Parmi les personnes ayant accepté d’être contactées, certaines ont refusé en prenant connaissance des conditions de la recherche. Pour quelques-uns, ce serait trop difficile de parler de leur accident, pour d’autres, le temps leur manque. Douze acceptent finalement d’être rencontrées. Un prétest du schéma d’entrevue est effectué avec une première personne et les onze autres constituent l’échantillon final. L’objectif de la recherche étant de décrire le vécu des personnes souffrant de douleur chronique, il n’est nul besoin d’avoir un échantillon plus grand qu’il n’est nécessaire pour en arriver à une saturation dans les récits.
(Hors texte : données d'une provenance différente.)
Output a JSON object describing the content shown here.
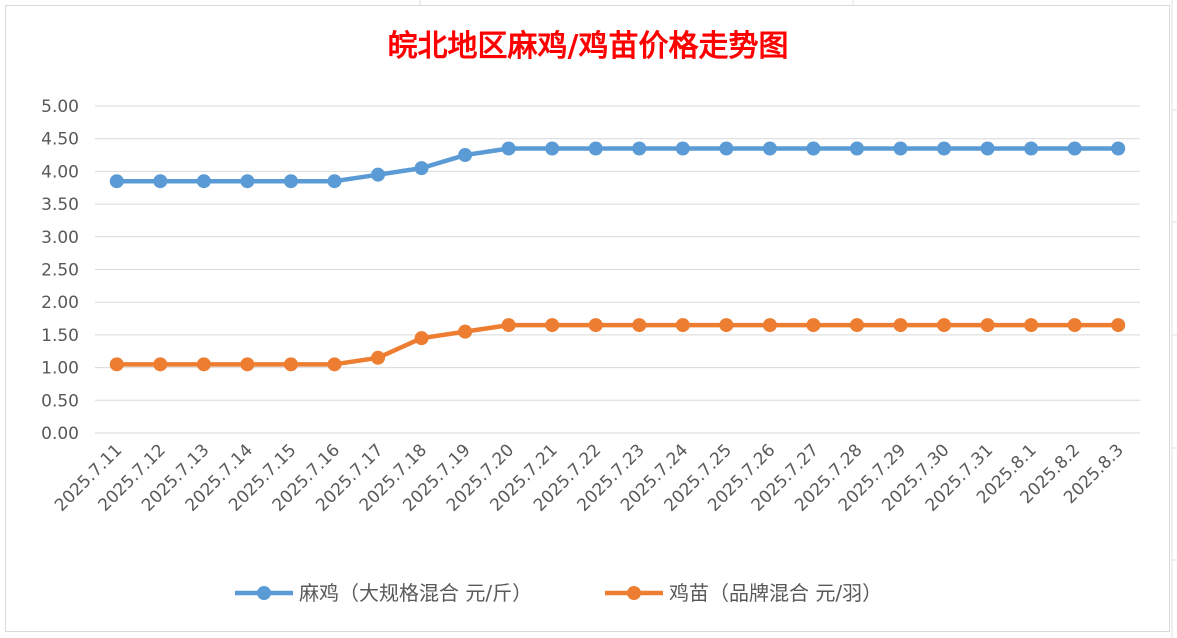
{
  "chart_data": {
    "type": "line",
    "title": "皖北地区麻鸡/鸡苗价格走势图",
    "title_color": "#ff0000",
    "categories": [
      "2025.7.11",
      "2025.7.12",
      "2025.7.13",
      "2025.7.14",
      "2025.7.15",
      "2025.7.16",
      "2025.7.17",
      "2025.7.18",
      "2025.7.19",
      "2025.7.20",
      "2025.7.21",
      "2025.7.22",
      "2025.7.23",
      "2025.7.24",
      "2025.7.25",
      "2025.7.26",
      "2025.7.27",
      "2025.7.28",
      "2025.7.29",
      "2025.7.30",
      "2025.7.31",
      "2025.8.1",
      "2025.8.2",
      "2025.8.3"
    ],
    "series": [
      {
        "name": "麻鸡（大规格混合 元/斤）",
        "color": "#5b9bd5",
        "values": [
          3.85,
          3.85,
          3.85,
          3.85,
          3.85,
          3.85,
          3.95,
          4.05,
          4.25,
          4.35,
          4.35,
          4.35,
          4.35,
          4.35,
          4.35,
          4.35,
          4.35,
          4.35,
          4.35,
          4.35,
          4.35,
          4.35,
          4.35,
          4.35
        ]
      },
      {
        "name": "鸡苗（品牌混合 元/羽）",
        "color": "#ed7d31",
        "values": [
          1.05,
          1.05,
          1.05,
          1.05,
          1.05,
          1.05,
          1.15,
          1.45,
          1.55,
          1.65,
          1.65,
          1.65,
          1.65,
          1.65,
          1.65,
          1.65,
          1.65,
          1.65,
          1.65,
          1.65,
          1.65,
          1.65,
          1.65,
          1.65
        ]
      }
    ],
    "y_ticks": [
      "0.00",
      "0.50",
      "1.00",
      "1.50",
      "2.00",
      "2.50",
      "3.00",
      "3.50",
      "4.00",
      "4.50",
      "5.00"
    ],
    "ylim": [
      0,
      5
    ],
    "xlabel": "",
    "ylabel": "",
    "grid": true,
    "legend_position": "bottom"
  }
}
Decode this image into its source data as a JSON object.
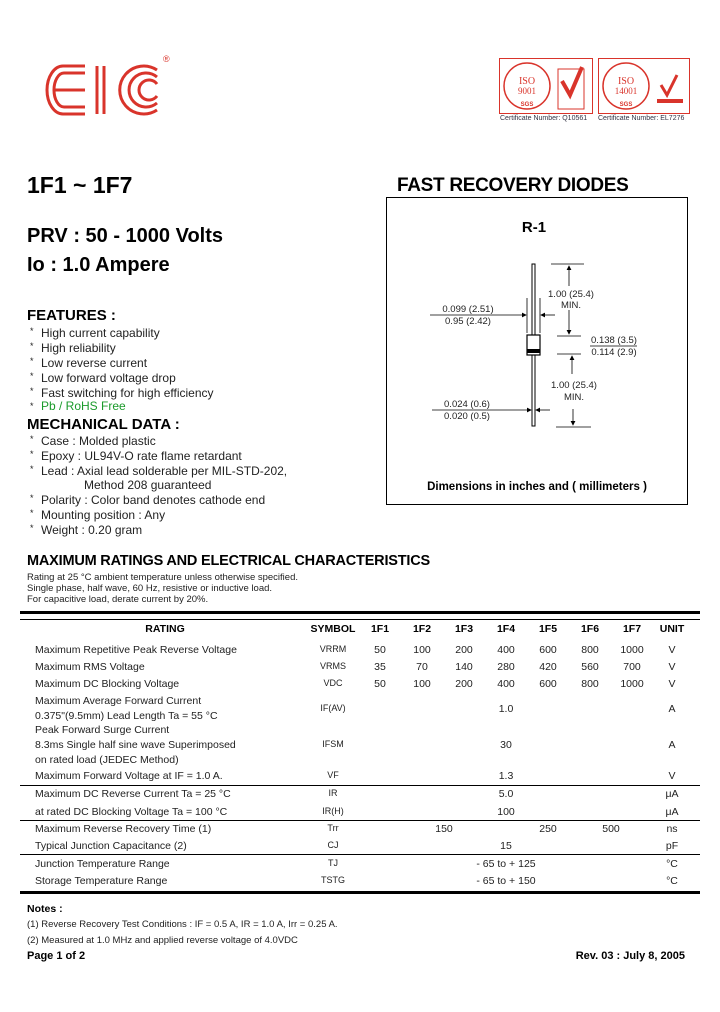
{
  "header": {
    "logo_text": "EIC",
    "registered_mark": "®",
    "cert1": {
      "label": "ISO 9001",
      "org": "SGS",
      "number": "Certificate Number: Q10561"
    },
    "cert2": {
      "label": "ISO 14001",
      "org": "SGS",
      "number": "Certificate Number: EL7276"
    },
    "brand_color": "#d9342b"
  },
  "part": {
    "title": "1F1 ~ 1F7",
    "category": "FAST RECOVERY DIODES",
    "prv": "PRV : 50 - 1000 Volts",
    "io": "Io : 1.0 Ampere"
  },
  "features": {
    "heading": "FEATURES :",
    "items": [
      "High current capability",
      "High reliability",
      "Low reverse current",
      "Low forward voltage drop",
      "Fast switching for high efficiency"
    ],
    "rohs": "Pb / RoHS Free",
    "rohs_color": "#1a9a2a"
  },
  "mechanical": {
    "heading": "MECHANICAL  DATA :",
    "items": [
      "Case :  Molded plastic",
      "Epoxy : UL94V-O rate flame retardant",
      "Lead : Axial lead solderable per MIL-STD-202,",
      "Polarity : Color band denotes cathode end",
      "Mounting  position : Any",
      "Weight :    0.20  gram"
    ],
    "lead_cont": "Method 208 guaranteed"
  },
  "package": {
    "name": "R-1",
    "dim_lead_len_top": "1.00 (25.4)",
    "min_top": "MIN.",
    "dim_body_dia_max": "0.099 (2.51)",
    "dim_body_dia_min": "0.95 (2.42)",
    "dim_body_len_max": "0.138 (3.5)",
    "dim_body_len_min": "0.114 (2.9)",
    "dim_lead_len_bot": "1.00 (25.4)",
    "min_bot": "MIN.",
    "dim_lead_dia_max": "0.024 (0.6)",
    "dim_lead_dia_min": "0.020 (0.5)",
    "caption": "Dimensions in inches and ( millimeters )"
  },
  "ratings": {
    "heading": "MAXIMUM RATINGS AND ELECTRICAL CHARACTERISTICS",
    "conditions": [
      "Rating at  25 °C ambient temperature unless otherwise specified.",
      "Single phase, half wave, 60 Hz, resistive or inductive load.",
      "For capacitive load, derate current by 20%."
    ],
    "columns": [
      "RATING",
      "SYMBOL",
      "1F1",
      "1F2",
      "1F3",
      "1F4",
      "1F5",
      "1F6",
      "1F7",
      "UNIT"
    ],
    "rows": [
      {
        "rating": [
          "Maximum Repetitive Peak Reverse Voltage"
        ],
        "symbol": "VRRM",
        "values": [
          "50",
          "100",
          "200",
          "400",
          "600",
          "800",
          "1000"
        ],
        "unit": "V"
      },
      {
        "rating": [
          "Maximum RMS Voltage"
        ],
        "symbol": "VRMS",
        "values": [
          "35",
          "70",
          "140",
          "280",
          "420",
          "560",
          "700"
        ],
        "unit": "V"
      },
      {
        "rating": [
          "Maximum DC Blocking Voltage"
        ],
        "symbol": "VDC",
        "values": [
          "50",
          "100",
          "200",
          "400",
          "600",
          "800",
          "1000"
        ],
        "unit": "V"
      },
      {
        "rating": [
          "Maximum Average Forward Current",
          "0.375\"(9.5mm) Lead Length  Ta = 55 °C"
        ],
        "symbol": "IF(AV)",
        "common": "1.0",
        "unit": "A"
      },
      {
        "rating": [
          "Peak Forward Surge Current",
          "8.3ms Single half sine wave Superimposed",
          "on rated load  (JEDEC Method)"
        ],
        "symbol": "IFSM",
        "common": "30",
        "unit": "A"
      },
      {
        "rating": [
          "Maximum Forward Voltage at IF = 1.0 A."
        ],
        "symbol": "VF",
        "common": "1.3",
        "unit": "V"
      },
      {
        "rating": [
          "Maximum DC Reverse Current       Ta = 25 °C"
        ],
        "symbol": "IR",
        "common": "5.0",
        "unit": "μA"
      },
      {
        "rating": [
          "at rated DC Blocking Voltage        Ta = 100 °C"
        ],
        "symbol": "IR(H)",
        "common": "100",
        "unit": "μA"
      },
      {
        "rating": [
          "Maximum Reverse Recovery Time (1)"
        ],
        "symbol": "Trr",
        "groups": [
          "150",
          "250",
          "500"
        ],
        "unit": "ns"
      },
      {
        "rating": [
          "Typical Junction Capacitance (2)"
        ],
        "symbol": "CJ",
        "common": "15",
        "unit": "pF"
      },
      {
        "rating": [
          "Junction Temperature Range"
        ],
        "symbol": "TJ",
        "common": "- 65 to + 125",
        "unit": "°C"
      },
      {
        "rating": [
          "Storage Temperature Range"
        ],
        "symbol": "TSTG",
        "common": "- 65 to + 150",
        "unit": "°C"
      }
    ]
  },
  "notes": {
    "heading": "Notes :",
    "items": [
      "(1)  Reverse Recovery Test Conditions : IF = 0.5 A, IR = 1.0 A, Irr = 0.25 A.",
      "(2)  Measured at 1.0 MHz and applied  reverse voltage of 4.0VDC"
    ]
  },
  "footer": {
    "page": "Page 1 of 2",
    "revision": "Rev. 03 : July 8, 2005"
  }
}
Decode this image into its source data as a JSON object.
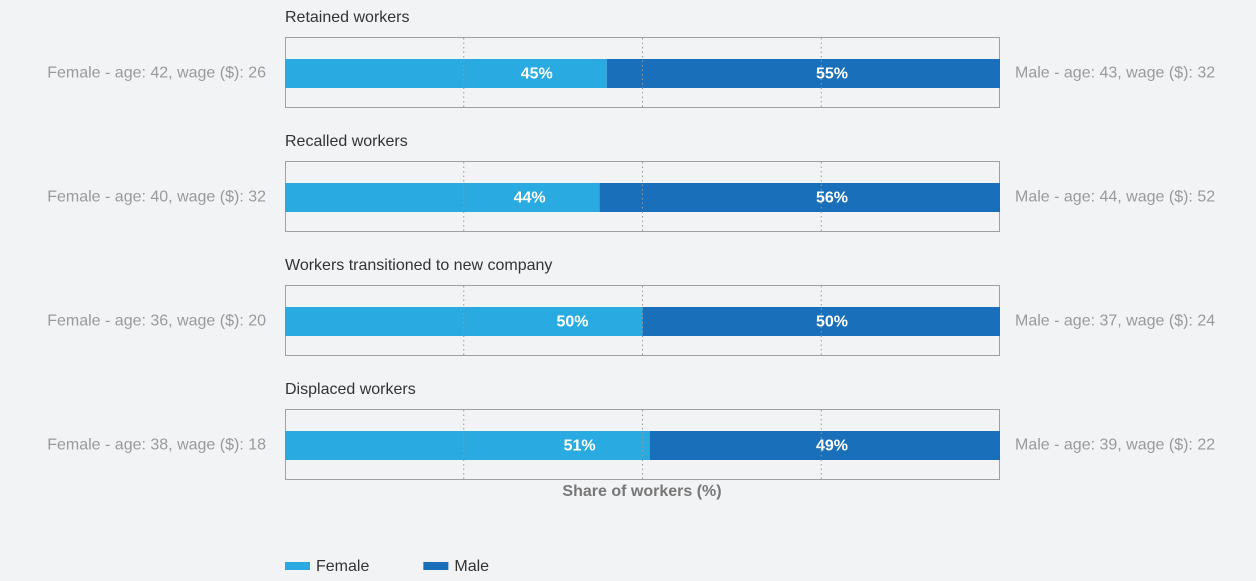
{
  "chart_data": {
    "type": "bar",
    "orientation": "horizontal",
    "stacked": true,
    "categories": [
      "Retained workers",
      "Recalled workers",
      "Workers transitioned to new company",
      "Displaced workers"
    ],
    "left_labels": [
      "Female - age: 42, wage ($): 26",
      "Female - age: 40, wage ($): 32",
      "Female - age: 36, wage ($): 20",
      "Female - age: 38, wage ($): 18"
    ],
    "right_labels": [
      "Male - age: 43, wage ($): 32",
      "Male - age: 44, wage ($): 52",
      "Male - age: 37, wage ($): 24",
      "Male - age: 39, wage ($): 22"
    ],
    "series": [
      {
        "name": "Female",
        "color": "#29abe2",
        "values": [
          45,
          44,
          50,
          51
        ],
        "value_labels": [
          "45%",
          "44%",
          "50%",
          "51%"
        ]
      },
      {
        "name": "Male",
        "color": "#1a6fba",
        "values": [
          55,
          56,
          50,
          49
        ],
        "value_labels": [
          "55%",
          "56%",
          "50%",
          "49%"
        ]
      }
    ],
    "xlabel": "Share of workers (%)",
    "xlim": [
      0,
      100
    ],
    "xticks": [
      25,
      50,
      75
    ],
    "grid": true
  }
}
Le portrait des onze participants n’est pas homogène. Sur les sept hommes, six sont en fauteuil roulant alors qu’aucune des quatre femmes ne l’est (ce qui ne veut pas dire que les personnes qui ne sont pas en fauteuil roulant n’ont pas une autre forme de stigmate comme il sera traité plus loin). En ce qui concerne leur âge, deux hommes sont dans la vingtaine alors que tout le reste de l’échantillon a entre quarante et soixante-douze ans. Ils vivent avec une douleur chronique depuis en moyenne un an ou deux à l’exception d’un homme pour qui la douleur existe depuis près de vingt ans.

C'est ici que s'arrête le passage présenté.